Bu sene yapılan baskınlar dolayısıyla hayvanat bahçesine çok fazla kaçak hayvan geldiğini kaydeden Açıkgüz, “Bu sene, bazı insanların geçmişte kaçak olarak getirip, evinde üretim aşamasına geçtiği çok fazla yer basıldı. Onlardan bize çok fazla hayvan geldi. Çeşitli hayvanat bahçelerine gönderdik ama insanlar bir yandan da ticaretini yapmaya başladılar. Artık sadece yurtdışından getirmiyorlar, Türkiye’de de üretim ve satışını yapıyorlar ve bunları herkesin çok rahat girebileceği siteler üzerinden yapıyorlar. Sosyal medyadan yapıyorlar ve bunların denetlenmesi her gün daha da zorlaşıyor” şeklinde konuştu.
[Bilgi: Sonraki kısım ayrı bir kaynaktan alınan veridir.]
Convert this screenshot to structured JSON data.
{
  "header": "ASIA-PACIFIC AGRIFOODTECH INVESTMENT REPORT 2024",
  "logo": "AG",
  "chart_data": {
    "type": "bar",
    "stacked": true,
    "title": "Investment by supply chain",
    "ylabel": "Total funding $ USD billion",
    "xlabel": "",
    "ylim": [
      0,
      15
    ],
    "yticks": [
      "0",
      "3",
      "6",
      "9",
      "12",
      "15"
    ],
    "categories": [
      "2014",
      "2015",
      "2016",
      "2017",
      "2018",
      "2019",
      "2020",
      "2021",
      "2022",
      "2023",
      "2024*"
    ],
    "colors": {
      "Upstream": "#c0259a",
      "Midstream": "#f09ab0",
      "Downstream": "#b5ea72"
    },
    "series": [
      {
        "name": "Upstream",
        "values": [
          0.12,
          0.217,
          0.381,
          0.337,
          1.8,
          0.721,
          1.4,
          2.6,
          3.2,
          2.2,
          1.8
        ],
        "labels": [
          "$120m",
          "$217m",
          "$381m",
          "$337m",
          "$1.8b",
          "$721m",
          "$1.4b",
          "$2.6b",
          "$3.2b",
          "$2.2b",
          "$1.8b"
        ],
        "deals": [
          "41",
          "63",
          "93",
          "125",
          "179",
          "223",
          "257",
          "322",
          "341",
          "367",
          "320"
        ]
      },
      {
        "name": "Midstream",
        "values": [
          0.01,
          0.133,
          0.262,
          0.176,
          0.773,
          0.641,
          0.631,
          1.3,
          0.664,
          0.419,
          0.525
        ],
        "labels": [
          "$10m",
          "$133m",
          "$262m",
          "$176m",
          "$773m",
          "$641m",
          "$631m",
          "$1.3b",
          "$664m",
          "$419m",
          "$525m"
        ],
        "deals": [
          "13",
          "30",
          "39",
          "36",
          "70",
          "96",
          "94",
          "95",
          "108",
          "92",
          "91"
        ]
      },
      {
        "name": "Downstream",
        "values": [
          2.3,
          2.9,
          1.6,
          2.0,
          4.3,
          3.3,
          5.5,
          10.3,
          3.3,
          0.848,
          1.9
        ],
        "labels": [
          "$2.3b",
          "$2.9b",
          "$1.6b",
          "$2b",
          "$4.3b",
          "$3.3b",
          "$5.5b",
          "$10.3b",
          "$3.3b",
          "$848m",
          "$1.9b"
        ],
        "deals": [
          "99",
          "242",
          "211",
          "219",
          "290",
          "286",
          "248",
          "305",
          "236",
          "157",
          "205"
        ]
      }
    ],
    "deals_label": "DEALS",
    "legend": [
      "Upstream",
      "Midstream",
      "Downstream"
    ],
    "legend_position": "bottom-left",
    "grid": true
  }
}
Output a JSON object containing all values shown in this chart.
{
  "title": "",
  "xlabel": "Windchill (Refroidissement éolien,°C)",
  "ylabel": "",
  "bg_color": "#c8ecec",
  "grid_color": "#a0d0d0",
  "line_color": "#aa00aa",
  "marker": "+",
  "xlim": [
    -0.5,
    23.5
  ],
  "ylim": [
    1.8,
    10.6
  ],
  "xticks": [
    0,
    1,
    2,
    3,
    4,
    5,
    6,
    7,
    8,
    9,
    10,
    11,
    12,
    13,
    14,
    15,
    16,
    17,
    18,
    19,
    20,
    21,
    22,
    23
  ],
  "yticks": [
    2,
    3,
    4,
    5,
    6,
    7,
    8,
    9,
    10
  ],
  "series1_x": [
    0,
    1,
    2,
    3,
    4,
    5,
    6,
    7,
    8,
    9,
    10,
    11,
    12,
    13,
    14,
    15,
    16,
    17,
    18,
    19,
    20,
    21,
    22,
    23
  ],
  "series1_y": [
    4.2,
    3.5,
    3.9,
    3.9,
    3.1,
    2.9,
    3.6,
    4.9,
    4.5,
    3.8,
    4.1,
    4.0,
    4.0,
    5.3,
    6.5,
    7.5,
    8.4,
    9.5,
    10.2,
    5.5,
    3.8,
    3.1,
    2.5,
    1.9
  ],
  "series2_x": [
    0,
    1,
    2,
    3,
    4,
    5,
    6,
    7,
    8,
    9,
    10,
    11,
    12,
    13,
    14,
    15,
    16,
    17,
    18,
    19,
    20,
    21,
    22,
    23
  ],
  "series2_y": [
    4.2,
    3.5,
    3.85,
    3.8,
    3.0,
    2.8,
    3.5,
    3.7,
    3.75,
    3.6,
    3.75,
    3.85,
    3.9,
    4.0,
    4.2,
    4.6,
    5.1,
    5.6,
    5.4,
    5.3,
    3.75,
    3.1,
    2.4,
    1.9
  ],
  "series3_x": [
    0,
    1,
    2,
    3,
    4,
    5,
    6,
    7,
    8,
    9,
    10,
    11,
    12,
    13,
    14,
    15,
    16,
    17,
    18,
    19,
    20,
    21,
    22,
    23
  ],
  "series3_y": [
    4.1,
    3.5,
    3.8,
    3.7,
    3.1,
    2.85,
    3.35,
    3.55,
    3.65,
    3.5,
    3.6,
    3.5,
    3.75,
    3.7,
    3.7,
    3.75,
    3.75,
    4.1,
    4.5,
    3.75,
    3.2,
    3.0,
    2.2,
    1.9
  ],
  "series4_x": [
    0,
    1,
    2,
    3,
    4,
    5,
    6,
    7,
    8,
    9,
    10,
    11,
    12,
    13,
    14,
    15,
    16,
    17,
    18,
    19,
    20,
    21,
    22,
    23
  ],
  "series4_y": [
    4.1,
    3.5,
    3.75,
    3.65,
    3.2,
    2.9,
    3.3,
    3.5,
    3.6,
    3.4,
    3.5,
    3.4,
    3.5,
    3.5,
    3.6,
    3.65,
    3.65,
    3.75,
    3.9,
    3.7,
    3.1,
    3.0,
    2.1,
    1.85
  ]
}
“Caminin avlusuna bebek bırakırmış gibi kapının önüne bırakıp gidiyorlar”
Çoğu kişinin hayvanlar konusunda bilgisiz olduğunu ve birbirlerine özendiğini söyleyen Nil Can Açıkgüz, sözlerini şöyle noktaladı:
“Birinde yılan olduğu zaman diğeri de istiyor ve gösteriş yapıyorlar. Birbirlerine özendikleri için hayvanın refahını düşünmüyorlar. O yüzden bakım şartlarını da bilmiyorlar. Örneğin su kaplumbağaları. Çoğu pet shop mağazalarına su kaplumbağası satılıyor. Çocuklar çok sever ama onlar istilacı türdür ve Türkiye’ye sokulması yasaktır. Bunlara belli bir süre bakıyorlar, 10 yaşına gelip el kadar olduğu zaman akvaryuma sığmadığı için bu hayvanları yeniden doğaya salmak istiyorlar. Ama doğaya salamazlar. Biz direkt kişilerden hayvan alamayız. Çünkü bunların belgesi eksik olduğu için bir belgelendirme süresi geçiyor. Bize gelip söylediklerinde, Tarım ve Orman Bakanlığına bildirmelerini söylüyoruz. Ama bazen insanlar prosedür işlemlerine girmek istemiyorlar ve kutu içinde caminin avlusuna bebek bırakırmış gibi çok komik bir şekilde hayvanat bahçesinin kapısının önüne bırakıyorlar ve gidiyorlar. Biz de sonuç olarak yine Tarım ve Orman Bakanlığına bildiriyoruz ama normal bir prosedürü gerçekleştiremiyoruz.”